Die opaken Flächen werden mit Trapezblechen aus dem Hagenholz verkleidet. So ergibt sich ein stimmiges Bild. Ob sich dieses tatsächlich mit wiederverwendeten Teilen erreichen lässt, bleibt offen. Im Aussenraum zeichnet sich das Projekt durch die Idee aus, den bestehenden Baumhain entlang der Bernerstrasse in ein öffentliches «Bauteilmuseum» unter freiem Himmel umzuwandeln. Bauteile sollen wie Skulpturen auf der Wiese zwischen den Bäumen stehen und Identität schaffen. Inwiefern das «Museum» angesichts der bestehenden Böschung und der wilden Vegetation strassenseitig ersichtlich ist, bleibt offen. Das Bauteilmuseum ist nach Süden, fast im Sinne eines Gartens, durch eine begrünte Metallkonstruktion aus Alteisen begrenzt, so dass der öffentliche Raum vom Recyclingzentrum getrennt ist.
Das Recyclingzentrum ist entlang des Perimeters wiederum von einer Hecke mit integriertem Zaun umfasst. Südlich des Punkthauses befindet sich ein Umschlagplatz mit Bäumen, der womöglich von den Mitarbeitenden informell genutzt werden kann. Die grossen, fugenlosen Recycling- Asphaltflächen und das Fehlen einer Dachbegrünung der Halle führen zu einer eher schlechten Versickerungsund Hitzeminderungsbilanz. Das ökologische Potenzial eines von Pflanzen und Tieren belebten Dachs wurde verspielt. Der einfachen Anordnung der Volumina entsprechen klar organisierte Funktionsabläufe. Die Zufahrt für das Publikum auf der Nordseite bietet einen eher knappen Stauraum.

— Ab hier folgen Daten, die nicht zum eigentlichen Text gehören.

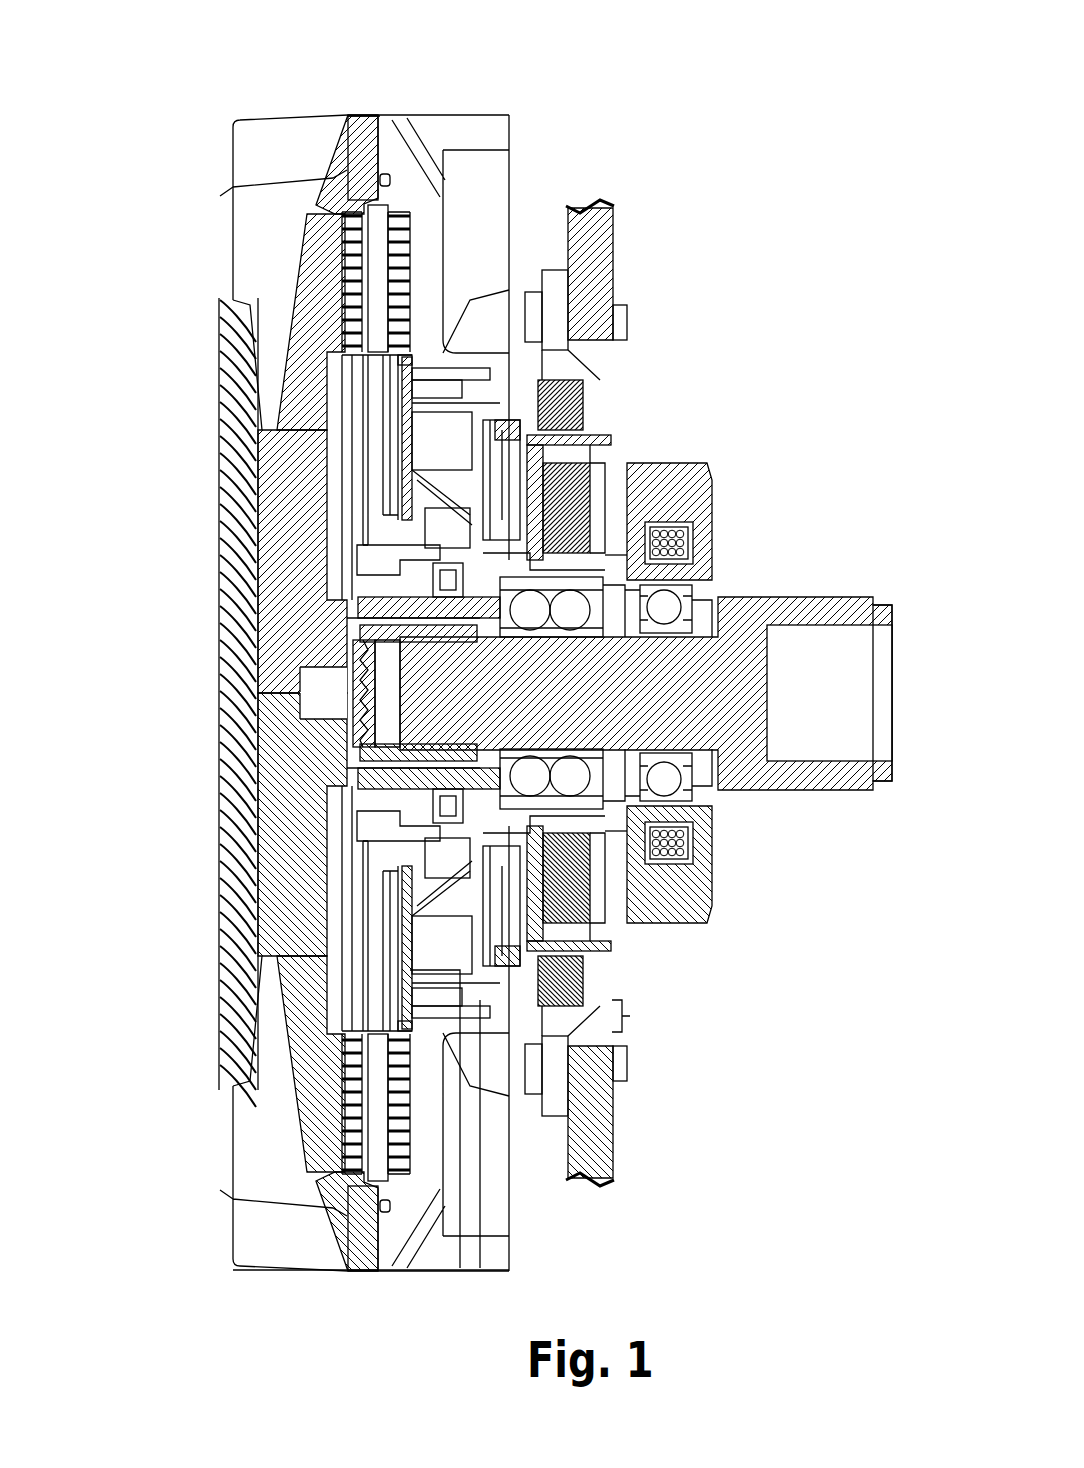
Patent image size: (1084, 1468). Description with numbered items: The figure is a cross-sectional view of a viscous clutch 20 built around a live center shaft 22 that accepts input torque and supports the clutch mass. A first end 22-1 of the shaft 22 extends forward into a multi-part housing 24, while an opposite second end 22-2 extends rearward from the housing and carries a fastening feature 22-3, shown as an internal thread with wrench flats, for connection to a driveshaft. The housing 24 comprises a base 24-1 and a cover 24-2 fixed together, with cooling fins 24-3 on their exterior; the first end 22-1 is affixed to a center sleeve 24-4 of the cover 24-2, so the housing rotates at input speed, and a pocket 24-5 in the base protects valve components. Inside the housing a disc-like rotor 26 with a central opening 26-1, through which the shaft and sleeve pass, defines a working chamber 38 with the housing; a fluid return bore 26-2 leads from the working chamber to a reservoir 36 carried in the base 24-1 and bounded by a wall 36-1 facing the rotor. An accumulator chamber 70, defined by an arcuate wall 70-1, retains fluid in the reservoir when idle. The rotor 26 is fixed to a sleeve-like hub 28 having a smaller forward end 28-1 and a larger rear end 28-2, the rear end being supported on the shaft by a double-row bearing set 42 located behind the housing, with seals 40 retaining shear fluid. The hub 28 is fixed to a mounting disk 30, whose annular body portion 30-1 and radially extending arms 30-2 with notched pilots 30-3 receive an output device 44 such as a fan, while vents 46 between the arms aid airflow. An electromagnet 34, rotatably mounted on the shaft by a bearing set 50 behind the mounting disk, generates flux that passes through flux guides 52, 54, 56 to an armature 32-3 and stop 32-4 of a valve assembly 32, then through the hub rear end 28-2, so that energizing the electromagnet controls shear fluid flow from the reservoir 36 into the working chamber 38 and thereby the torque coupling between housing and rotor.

The viscous clutch 20 is at (785, 215).
The shaft 22 is at (526, 680).
The first end 22-1 is at (462, 690).
The second end 22-2 is at (882, 610).
The fastening feature 22-3 is at (880, 640).
The housing 24 is at (410, 110).
The base 24-1 is at (393, 112).
The cover 24-2 is at (373, 114).
The cooling fins 24-3 is at (511, 143).
The center sleeve 24-4 is at (285, 780).
The pocket 24-5 is at (505, 1030).
The rotor 26 is at (358, 397).
The central opening 26-1 is at (355, 830).
The fluid return bore 26-2 is at (380, 300).
The hub 28 is at (356, 642).
The forward end 28-1 is at (382, 615).
The rear end 28-2 is at (648, 480).
The mounting disk 30 is at (644, 350).
The body portion 30-1 is at (575, 410).
The arms 30-2 is at (560, 352).
The pilot 30-3 is at (592, 1062).
The valve assembly 32 is at (535, 487).
The armature 32-3 is at (560, 940).
The stop 32-4 is at (525, 860).
The electromagnet 34 is at (680, 535).
The reservoir 36 is at (490, 372).
The wall 36-1 is at (416, 388).
The working chamber 38 is at (350, 215).
The seals 40 is at (425, 805).
The bearing set 42 is at (615, 875).
The output device 44 is at (615, 238).
The vents 46 is at (641, 1016).
The bearing set 50 is at (665, 790).
The flux guide 52 is at (600, 895).
The flux guide 54 is at (572, 440).
The flux guide 56 is at (520, 1120).
The accumulator chamber 70 is at (445, 1000).
The arcuate wall 70-1 is at (435, 955).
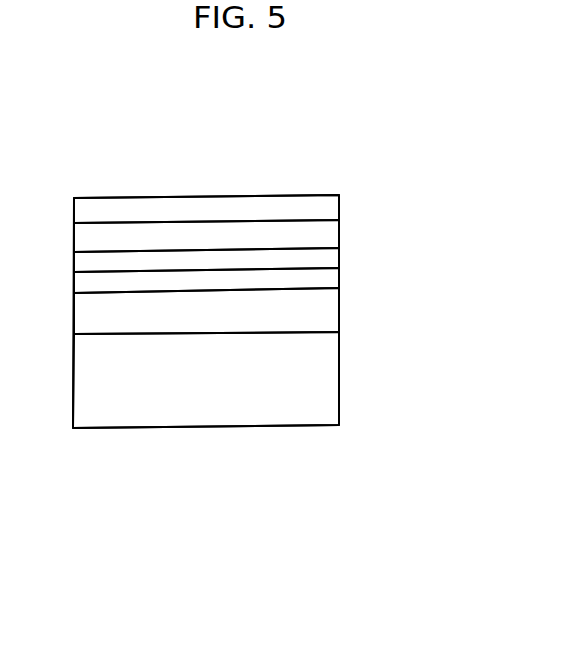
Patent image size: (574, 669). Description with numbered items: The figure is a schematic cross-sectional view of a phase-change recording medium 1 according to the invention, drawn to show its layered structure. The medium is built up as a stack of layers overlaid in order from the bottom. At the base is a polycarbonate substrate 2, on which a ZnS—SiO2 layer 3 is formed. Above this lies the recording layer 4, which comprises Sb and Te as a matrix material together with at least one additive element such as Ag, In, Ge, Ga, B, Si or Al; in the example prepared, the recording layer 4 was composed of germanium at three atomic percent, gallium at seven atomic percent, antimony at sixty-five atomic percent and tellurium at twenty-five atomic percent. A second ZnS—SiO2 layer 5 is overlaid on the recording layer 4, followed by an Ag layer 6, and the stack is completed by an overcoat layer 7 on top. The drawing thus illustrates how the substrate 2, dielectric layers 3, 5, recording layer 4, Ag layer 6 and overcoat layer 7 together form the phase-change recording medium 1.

The phase-change recording medium 1 is at (325, 177).
The polycarbonate substrate 2 is at (325, 378).
The ZnS—SiO2 layer 3 is at (331, 319).
The recording layer 4 is at (332, 278).
The ZnS—SiO2 layer 5 is at (332, 258).
The Ag layer 6 is at (330, 228).
The overcoat layer 7 is at (337, 201).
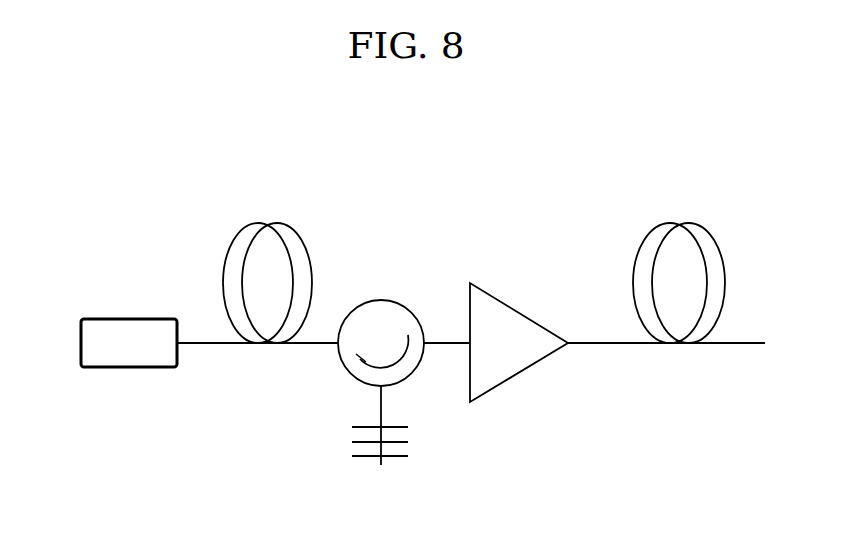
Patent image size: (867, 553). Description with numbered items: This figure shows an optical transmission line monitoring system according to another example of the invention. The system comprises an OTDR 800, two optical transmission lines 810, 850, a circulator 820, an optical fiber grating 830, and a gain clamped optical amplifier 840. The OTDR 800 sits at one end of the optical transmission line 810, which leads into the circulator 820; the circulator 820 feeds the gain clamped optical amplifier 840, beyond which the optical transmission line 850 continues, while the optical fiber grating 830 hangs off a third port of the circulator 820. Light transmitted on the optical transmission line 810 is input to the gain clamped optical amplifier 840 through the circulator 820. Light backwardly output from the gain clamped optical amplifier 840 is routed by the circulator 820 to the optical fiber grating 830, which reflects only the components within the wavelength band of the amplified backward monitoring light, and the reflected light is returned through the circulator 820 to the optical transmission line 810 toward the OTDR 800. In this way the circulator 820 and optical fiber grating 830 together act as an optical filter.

The OTDR 800 is at (141, 319).
The optical transmission line 810 is at (275, 223).
The circulator 820 is at (383, 302).
The optical fiber grating 830 is at (392, 457).
The gain clamped optical amplifier 840 is at (522, 313).
The optical transmission line 850 is at (688, 223).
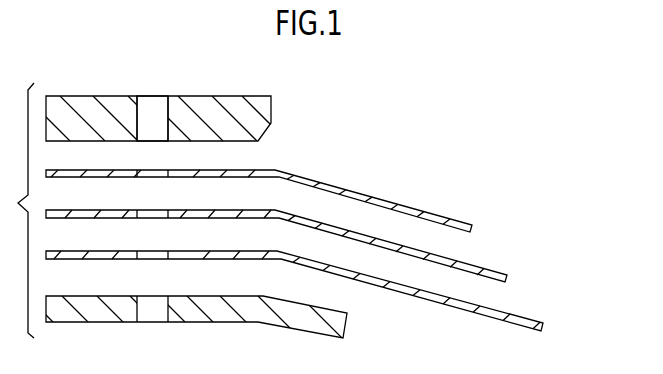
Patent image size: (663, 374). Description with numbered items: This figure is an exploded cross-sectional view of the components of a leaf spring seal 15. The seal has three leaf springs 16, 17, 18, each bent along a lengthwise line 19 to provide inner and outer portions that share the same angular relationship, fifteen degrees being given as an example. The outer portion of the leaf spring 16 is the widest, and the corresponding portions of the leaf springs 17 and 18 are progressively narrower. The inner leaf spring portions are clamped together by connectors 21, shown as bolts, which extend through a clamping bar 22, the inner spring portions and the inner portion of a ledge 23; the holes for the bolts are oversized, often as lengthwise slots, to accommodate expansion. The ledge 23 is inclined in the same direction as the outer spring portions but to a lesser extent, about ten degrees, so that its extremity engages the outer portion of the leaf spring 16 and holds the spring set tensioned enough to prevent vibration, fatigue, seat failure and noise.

The leaf spring seal 15 is at (90, 92).
The leaf spring 16 is at (552, 320).
The leaf spring 17 is at (507, 279).
The leaf spring 18 is at (472, 227).
The lengthwise line 19 is at (276, 208).
The connectors 21 is at (153, 106).
The clamping bar 22 is at (272, 112).
The ledge 23 is at (347, 317).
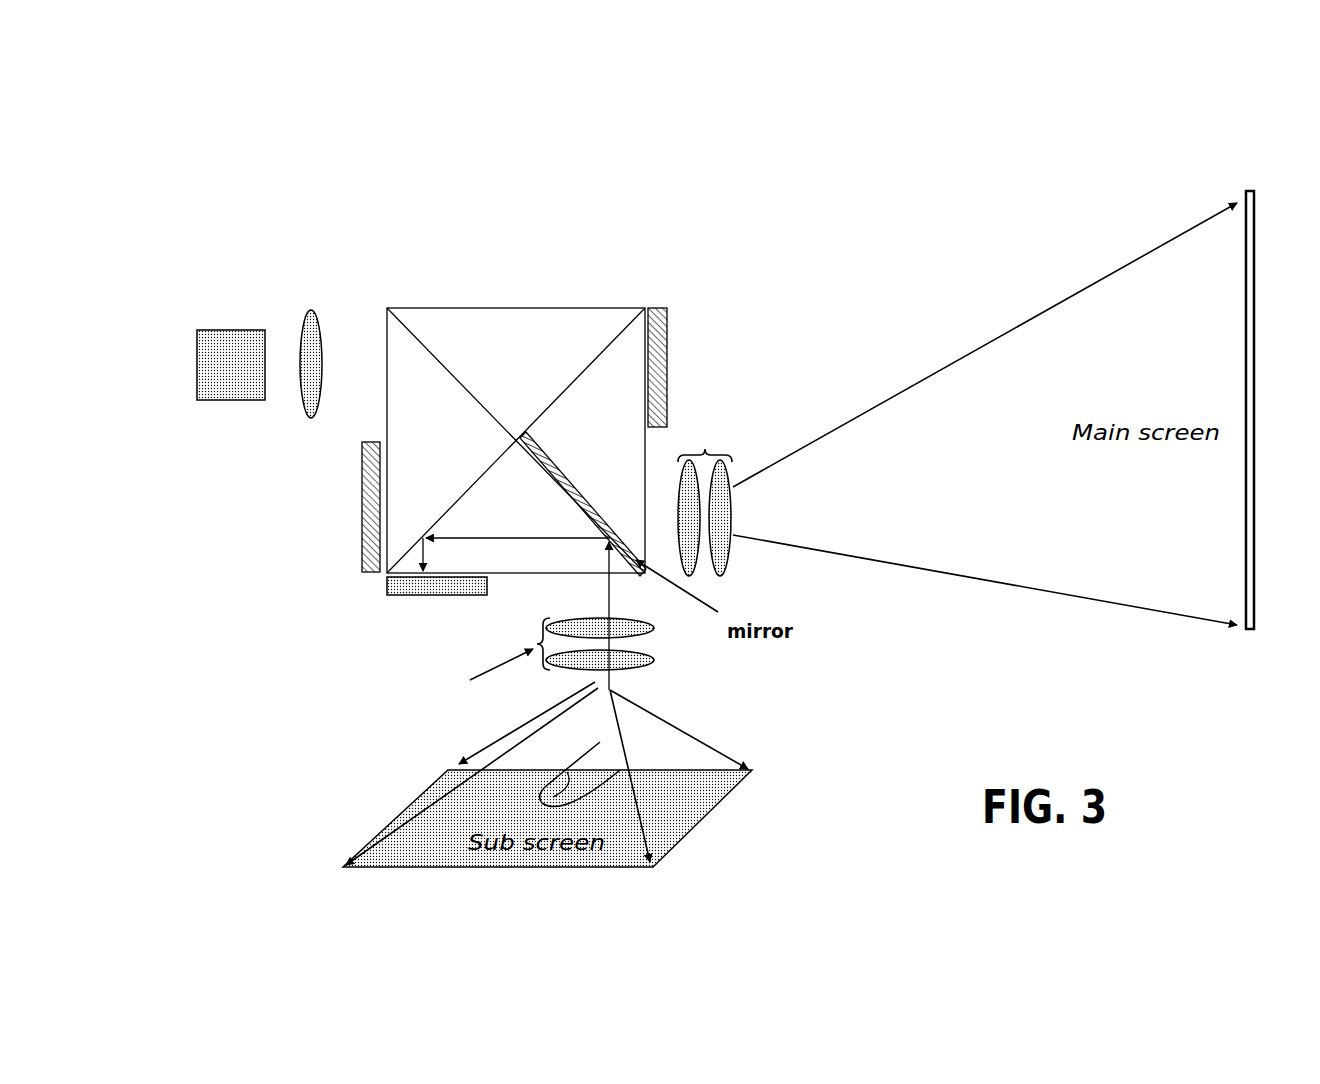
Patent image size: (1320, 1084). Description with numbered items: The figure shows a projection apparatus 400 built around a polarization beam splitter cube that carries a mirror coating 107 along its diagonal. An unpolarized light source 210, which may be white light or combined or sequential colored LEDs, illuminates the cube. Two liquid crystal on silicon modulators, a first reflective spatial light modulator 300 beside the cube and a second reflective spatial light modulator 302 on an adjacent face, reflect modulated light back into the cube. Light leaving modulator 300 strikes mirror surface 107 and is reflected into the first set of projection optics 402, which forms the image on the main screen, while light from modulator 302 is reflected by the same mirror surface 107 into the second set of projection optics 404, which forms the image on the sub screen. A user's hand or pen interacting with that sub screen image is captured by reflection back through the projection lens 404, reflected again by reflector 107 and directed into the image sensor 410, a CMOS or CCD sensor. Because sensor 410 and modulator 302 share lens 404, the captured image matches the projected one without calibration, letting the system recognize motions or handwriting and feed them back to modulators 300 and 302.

The mirror coating 107 is at (552, 462).
The light source 210 is at (213, 355).
The first reflective spatial light modulator 300 is at (655, 315).
The reflective spatial light modulator 302 is at (368, 560).
The projection apparatus 400 is at (690, 253).
The first set of projection optics 402 is at (716, 440).
The second set of projection optics 404 is at (632, 658).
The image sensor 410 is at (390, 588).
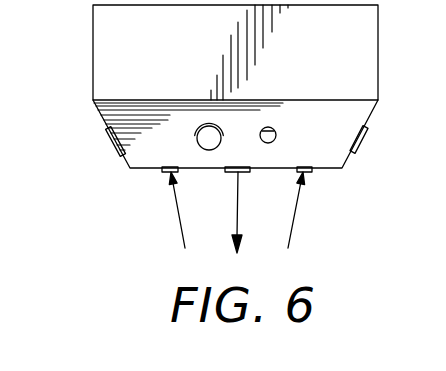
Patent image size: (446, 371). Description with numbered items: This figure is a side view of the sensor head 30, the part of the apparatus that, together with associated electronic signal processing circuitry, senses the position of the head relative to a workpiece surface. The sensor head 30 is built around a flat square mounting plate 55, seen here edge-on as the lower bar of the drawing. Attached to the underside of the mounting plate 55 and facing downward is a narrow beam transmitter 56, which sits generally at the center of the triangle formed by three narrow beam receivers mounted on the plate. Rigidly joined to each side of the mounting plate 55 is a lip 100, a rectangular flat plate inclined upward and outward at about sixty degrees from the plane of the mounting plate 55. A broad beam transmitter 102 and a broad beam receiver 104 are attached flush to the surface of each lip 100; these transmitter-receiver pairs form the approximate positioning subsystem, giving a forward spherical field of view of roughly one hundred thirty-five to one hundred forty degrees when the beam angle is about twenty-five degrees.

The sensor head 30 is at (93, 11).
The lip 100 is at (95, 108).
The broad beam transmitter 102 is at (197, 141).
The broad beam receiver 104 is at (278, 135).
The mounting plate 55 is at (147, 168).
The narrow beam transmitter 56 is at (228, 171).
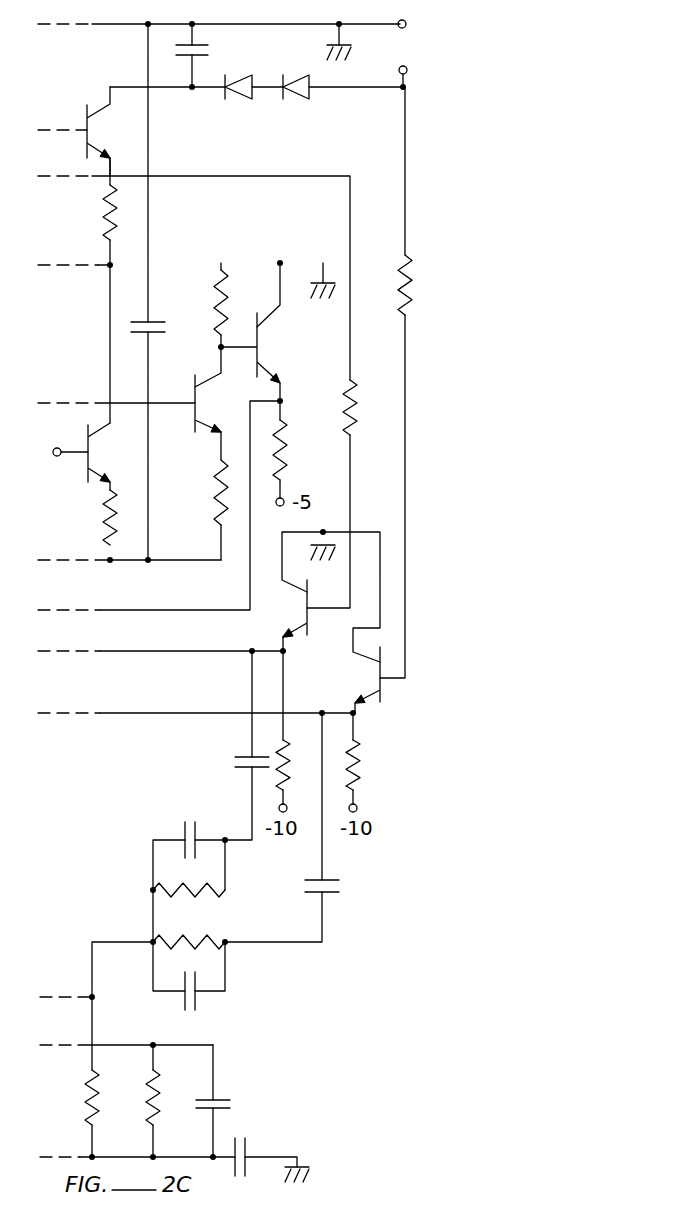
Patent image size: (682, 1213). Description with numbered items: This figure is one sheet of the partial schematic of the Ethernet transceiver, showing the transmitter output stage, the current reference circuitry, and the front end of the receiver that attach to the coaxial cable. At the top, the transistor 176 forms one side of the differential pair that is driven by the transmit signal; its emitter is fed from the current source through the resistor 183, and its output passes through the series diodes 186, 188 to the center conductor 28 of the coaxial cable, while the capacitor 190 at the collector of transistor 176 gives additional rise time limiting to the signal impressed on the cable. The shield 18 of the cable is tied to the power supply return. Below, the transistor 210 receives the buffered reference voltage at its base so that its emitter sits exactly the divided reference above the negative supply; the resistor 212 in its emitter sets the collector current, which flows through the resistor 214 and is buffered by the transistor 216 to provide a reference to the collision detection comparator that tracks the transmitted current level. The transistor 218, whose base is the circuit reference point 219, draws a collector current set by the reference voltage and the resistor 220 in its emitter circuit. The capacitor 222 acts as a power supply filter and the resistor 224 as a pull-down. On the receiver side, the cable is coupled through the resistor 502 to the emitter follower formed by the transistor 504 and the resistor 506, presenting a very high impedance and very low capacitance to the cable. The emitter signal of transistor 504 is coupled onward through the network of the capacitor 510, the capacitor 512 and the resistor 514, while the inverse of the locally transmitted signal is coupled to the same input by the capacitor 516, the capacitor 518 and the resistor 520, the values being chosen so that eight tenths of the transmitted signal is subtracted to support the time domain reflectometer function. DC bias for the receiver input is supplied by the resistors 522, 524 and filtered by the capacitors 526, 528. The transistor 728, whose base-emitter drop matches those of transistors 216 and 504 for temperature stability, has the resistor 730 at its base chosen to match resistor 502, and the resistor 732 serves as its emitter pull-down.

The shield 18 is at (416, 24).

Die Rückwärtsparkierung gewährleistet eine überdachte Position für das Ausladen; sie bedingt aber eine Kreuzung von Zufahrt und Ausladen, die betrieblich nicht optimal ist, und die lineare Anordnung der Entsorgungsbereiche erfordert lange Wege. Die Veloparkplätze sind gut platziert. Die Anlieferung für den Betrieb und kleine Lastfahrzeuge erfolgt auf der Südseite. Die Rückwärtsparkierung von Kundenfahrzeugen mit Anhänger ist anspruchsvoll und kann zu Engpässen führen. Trotz der minimalen Dachfläche können die wichtigen Arbeiten gedeckt verrichtet werden. Das Preisgericht bezweifelt jedoch die Funktionstüchtigkeit eines auf einer Teilfläche eingezogenen Mezzanins für ein Material- und Palettenlager ohne Hebebühne. Die Abläufe im Betriebsgebäude funktionieren gut, die Organisation in der Vertikalen erfordert aber etwas längere Wege.
Die Integration von wiederverwendeten Bauteilen wird architektonisch sauber umgesetzt, und es werden glaubwürdige Bezugsquellen angegeben. Etwas vermisst werden in diesem Bereich innovative Vorschläge. Die Eindeckung des Hallendachs mit Wellblechen aus dem Hagenholz ist pragmatisch, jedoch wäre hier eine ökologisch wertvollere Fläche mit einer Begrünung oder mit Photovoltaik-Modulen zwingend. Die Organisation auf minimalen Flächen lässt unterdurchschnittliche Erstellungskosten erwarten. Der Vorschlag der Verfasserinnen überzeugt durch eine einfache, aber äusserst klare städtebauliche Setzung und ein klares Funktionsschema mit minimalem architektonischem Aufwand. Die maximale Trennung der Baukörper erfordert aber längere Wege und ist daher betrieblich nicht überzeugend.
PUNKT + LINIE stellt die Vereinbarkeit einer durchaus eleganten Architektur auch mit der Verwendung von wiederverwendeten Bauteilen exemplarisch dar, insgesamt bleibt das Projekt allerdings etwas zu aufgeräumt und es gelingt ihm nicht, die erwünschte Zeichenhaftigkeit für die neue Anlage zu transportieren.